CLAY: I don’t buy that at all.
BUCK: By lockdowns? There’s actually nothing but doubt. He has no proof, no evidence, no data whatsoever to support his point of view. So really what you have is there’s a little lightbulb going off over Fauci’s head where it’s like, “Oh, my God. There’s all this horrible stuff that happened that I made people do by pretending I had the answers — and there was no upside, only downside. Only misery and death and destruction in addition to that created by the virus.”
CLAY: And what is interesting to me about this, you and I have been talking about, “Hey, in the years ahead, how were we going to have a reckoning over disastrous decision to lock down the country?” And one answer is, “Well, the midterms.” In November, all of you listening have to go out and vote. Everybody you know, you have to convince to go vote.
There has to be significant consequences for everyone who advocated for lockdowns, who kept your kids out of school, who kept your kids in masks, who didn’t allow your business to be run. There was a failure of American public policy, the biggest failure of American public policy, in many of our lives, certainly since Vietnam.
And I think honestly, at this point, it’s worse than Vietnam, meaning for most of the twentieth century and the twenty-first century now, we’ve never made a worse public policy decision. But, Buck, what I find interesting about that answer is he said, “He said we’ll never know for sure.” He’s not even trying to argue in favor of lockdowns already!

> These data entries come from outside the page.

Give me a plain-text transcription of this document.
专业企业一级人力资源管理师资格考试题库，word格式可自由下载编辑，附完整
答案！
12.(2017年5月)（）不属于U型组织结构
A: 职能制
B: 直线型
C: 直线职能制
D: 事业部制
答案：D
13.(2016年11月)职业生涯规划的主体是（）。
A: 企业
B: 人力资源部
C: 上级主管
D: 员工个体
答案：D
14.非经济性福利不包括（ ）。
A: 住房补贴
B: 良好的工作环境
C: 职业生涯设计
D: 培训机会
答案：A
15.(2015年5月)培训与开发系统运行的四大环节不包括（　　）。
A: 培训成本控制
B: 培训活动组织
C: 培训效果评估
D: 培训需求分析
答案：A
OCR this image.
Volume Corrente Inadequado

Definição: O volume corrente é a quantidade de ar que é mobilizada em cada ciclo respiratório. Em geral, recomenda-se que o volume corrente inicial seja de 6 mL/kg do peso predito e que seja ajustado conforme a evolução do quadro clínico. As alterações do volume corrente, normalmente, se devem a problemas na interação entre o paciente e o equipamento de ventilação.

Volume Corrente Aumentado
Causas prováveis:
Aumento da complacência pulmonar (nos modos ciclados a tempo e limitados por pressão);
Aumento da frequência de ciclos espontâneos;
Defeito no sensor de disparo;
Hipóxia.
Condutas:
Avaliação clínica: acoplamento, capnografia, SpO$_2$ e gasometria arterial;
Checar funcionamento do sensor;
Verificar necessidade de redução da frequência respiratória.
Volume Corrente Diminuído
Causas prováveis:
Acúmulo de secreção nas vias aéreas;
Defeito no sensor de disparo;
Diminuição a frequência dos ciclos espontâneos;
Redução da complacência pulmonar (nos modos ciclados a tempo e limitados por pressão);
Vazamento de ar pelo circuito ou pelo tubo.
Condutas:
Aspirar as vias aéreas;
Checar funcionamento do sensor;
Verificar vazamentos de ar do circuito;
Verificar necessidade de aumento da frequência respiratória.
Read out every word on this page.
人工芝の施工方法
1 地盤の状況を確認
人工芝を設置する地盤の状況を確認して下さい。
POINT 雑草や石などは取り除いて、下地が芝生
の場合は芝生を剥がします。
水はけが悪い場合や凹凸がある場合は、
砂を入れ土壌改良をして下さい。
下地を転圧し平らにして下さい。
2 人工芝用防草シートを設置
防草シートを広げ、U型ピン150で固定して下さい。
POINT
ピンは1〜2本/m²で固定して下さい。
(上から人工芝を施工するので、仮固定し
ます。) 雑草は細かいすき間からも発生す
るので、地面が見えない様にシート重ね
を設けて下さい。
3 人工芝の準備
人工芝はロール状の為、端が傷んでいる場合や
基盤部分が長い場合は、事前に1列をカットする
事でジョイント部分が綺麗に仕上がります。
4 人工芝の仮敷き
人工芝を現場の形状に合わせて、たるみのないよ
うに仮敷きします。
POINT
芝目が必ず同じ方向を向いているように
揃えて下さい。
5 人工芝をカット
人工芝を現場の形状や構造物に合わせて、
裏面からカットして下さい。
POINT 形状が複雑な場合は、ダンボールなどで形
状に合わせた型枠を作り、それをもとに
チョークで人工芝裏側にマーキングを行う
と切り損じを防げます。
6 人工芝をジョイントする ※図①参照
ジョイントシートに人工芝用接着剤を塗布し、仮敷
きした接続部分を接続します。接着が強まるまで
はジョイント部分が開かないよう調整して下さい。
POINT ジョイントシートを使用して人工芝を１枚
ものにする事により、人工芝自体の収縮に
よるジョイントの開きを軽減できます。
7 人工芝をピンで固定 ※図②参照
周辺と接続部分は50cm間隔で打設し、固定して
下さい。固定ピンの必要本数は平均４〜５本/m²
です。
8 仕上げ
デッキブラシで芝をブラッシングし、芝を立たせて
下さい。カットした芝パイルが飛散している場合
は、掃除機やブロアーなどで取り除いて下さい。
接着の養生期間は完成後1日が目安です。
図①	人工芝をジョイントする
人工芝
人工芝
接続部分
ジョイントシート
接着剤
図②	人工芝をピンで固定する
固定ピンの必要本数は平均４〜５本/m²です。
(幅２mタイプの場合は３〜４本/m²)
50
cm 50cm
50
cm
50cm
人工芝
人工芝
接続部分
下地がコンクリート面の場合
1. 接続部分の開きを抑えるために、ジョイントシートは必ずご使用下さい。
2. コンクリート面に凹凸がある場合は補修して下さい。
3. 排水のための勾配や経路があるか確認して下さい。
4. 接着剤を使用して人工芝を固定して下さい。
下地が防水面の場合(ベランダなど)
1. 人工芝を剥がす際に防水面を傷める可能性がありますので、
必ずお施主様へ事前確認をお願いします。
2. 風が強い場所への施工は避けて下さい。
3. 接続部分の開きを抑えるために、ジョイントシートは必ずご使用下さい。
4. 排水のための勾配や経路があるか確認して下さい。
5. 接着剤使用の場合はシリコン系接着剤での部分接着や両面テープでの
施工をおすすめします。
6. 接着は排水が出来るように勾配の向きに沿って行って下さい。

The first thing that happens is people who were the biggest proponents of lockdowns start to say, “Well, we’ll never really know whether it was the right choice.” When you stop arguing it was the right choice, you are implicitly acknowledging it was the wrong choice and you’re trying to jump off lockdown train.
BUCK: And the reason they do that is to create the distance from it so then the switch is, “It was a consensus. I didn’t push for lockdowns.”
CLAY: You’re right. You’re right.
BUCK: “It was a conversation. It was a committee.”
CLAY: Responsibility is taken away with the next step, and you say, “Well, we couldn’t know. We had so much uncertainty. We had no other options,” and then eventually we will cycle to, “We got it all wrong.” I don’t know how long it’s gonna take to get there, but this is significant. There’s no defense of lockdowns anymore.
BUCK: It’s a committee of one making these decisions at the NIH, folks, just so you know. Anybody who’s worked over there, anybody who actually has any insider access will tell you, whatever Fauci decided, they all just nodded their heads. Nobody was gonna cross him, because he was on the speed dial of every cable channel except for one in America, and we all know why. So it wasn’t this collective. This guy, to do his part for the Democrat apparatus, pushed us into these disastrous policies and then called for social media to shut down debate. This fight is not over.